Charles Sobhraj, the infamous 1970s serial killer who used his charm and an assortment of poisons on Western backpackers across Asia, will appear in court once again over a double murder committed 28 years ago in Nepal.

Charles Sobhraj alias The Serpent faces double murder charge

The 59-year-old French national, who had retired to Paris’ Chinese quarter in 1997 after 21 years in Indian jails, resurfaced last week in Kathmandu’s tourist district and was arrested early on Friday morning at an all-night casino.

Sobhraj, nicknamed The Serpent for his repeated identity thefts and escapes from justice, will be charged on Monday for the double murder in 1975 of a Canadian man and American woman who died during the height of the Kathmandu hippie scene.

According to published reports from the time, Annabella Tremont died of multiple stab wounds. Police initially thought the culprit was the Canadian, Laddie DuParr, who was registered leaving Nepal just days before.

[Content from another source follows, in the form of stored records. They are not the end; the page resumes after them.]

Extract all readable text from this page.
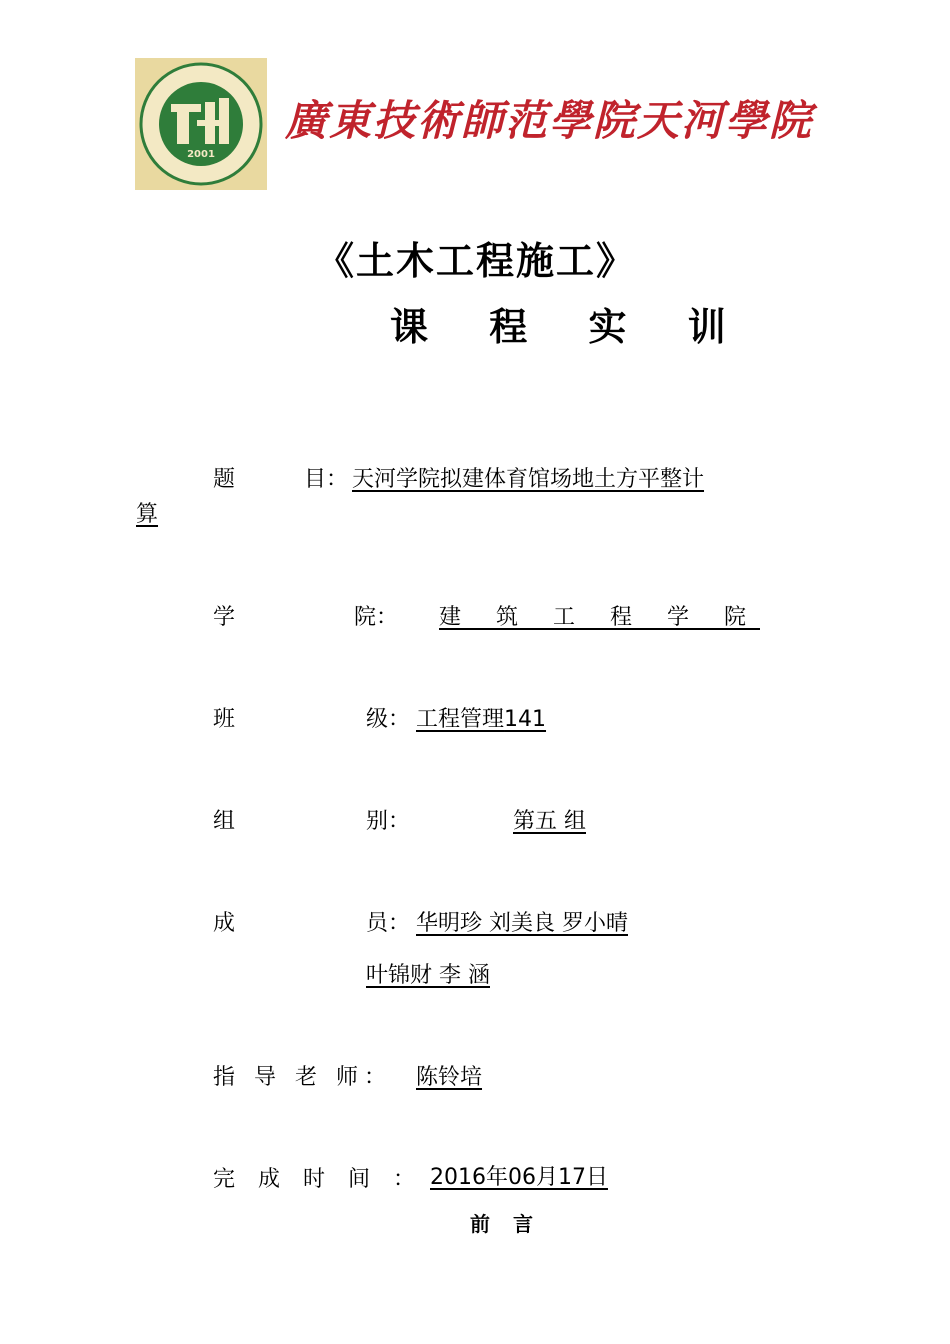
2001
廣東技術師范學院天河學院
《土木工程施工》
课 程 实 训
题	目： 天河学院拟建体育馆场地土方平整计
算
学	院：	建 筑 工 程 学 院
班	级： 工程管理141
组	别：	第五 组
成	员： 华明珍 刘美良 罗小晴
叶锦财 李 涵
指 导 老 师： 陈铃培
完 成 时 间 ： 2016年06月17日
前 言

But the ashes of DuParr were found in a field – leading police to conclude that his passport had been stolen. DuParr had come to the kingdom in hopes of conquering Mount Everest.

Serpent claims innocence

A police official involved in Sobhraj’s interrogation on Saturday said The Serpent had claimed innocence.

“He has challenged authorities to prove he was even in Nepal in 1975,” the official told AFP.

The official said Nepalese clerks were sent scrambling to dig up the murder case filed against Sobhraj in 1976.

The court could instead charge Sobhraj for entering Nepal via Dubai on a Dutch passport that identified him as Henricus Bintanja. Police said they later found his French passport which listed him as Charles Sobhraj Gurmukh.

A conviction for murder could land Sobhraj life in prison in Nepal, which does not have the death penalty. The false identify charge carries up to three years’ imprisonment and a fine of $670.

Sobhraj was born in Saigon, now Ho Chi Minh city, to an Indian businessman and a Vietnamese mother who remarried a French soldier.

Photographed with beret

He was almost always photographed wearing a beret and called his life a rebellion against the French legal system and a testament to his love for Asia.

In an interview with Richard Neville, the author of a 1979 biography on him, Sobhraj said: “As long as I can talk to people, I can manipulate them.”

Sobhraj eventually arrived in Thailand after travelling the world. It was there where he would be implicated in his first murder, a young American woman whose body was found lying on a beach in Pattaya.

He has since been implicated in more than 20 killings, with the victims drugged, strangled, beaten or burned.

Sobhraj was finally captured in 1976, in India after a French tourist, Luc Salomon, died from poisoning at a hotel in New Delhi.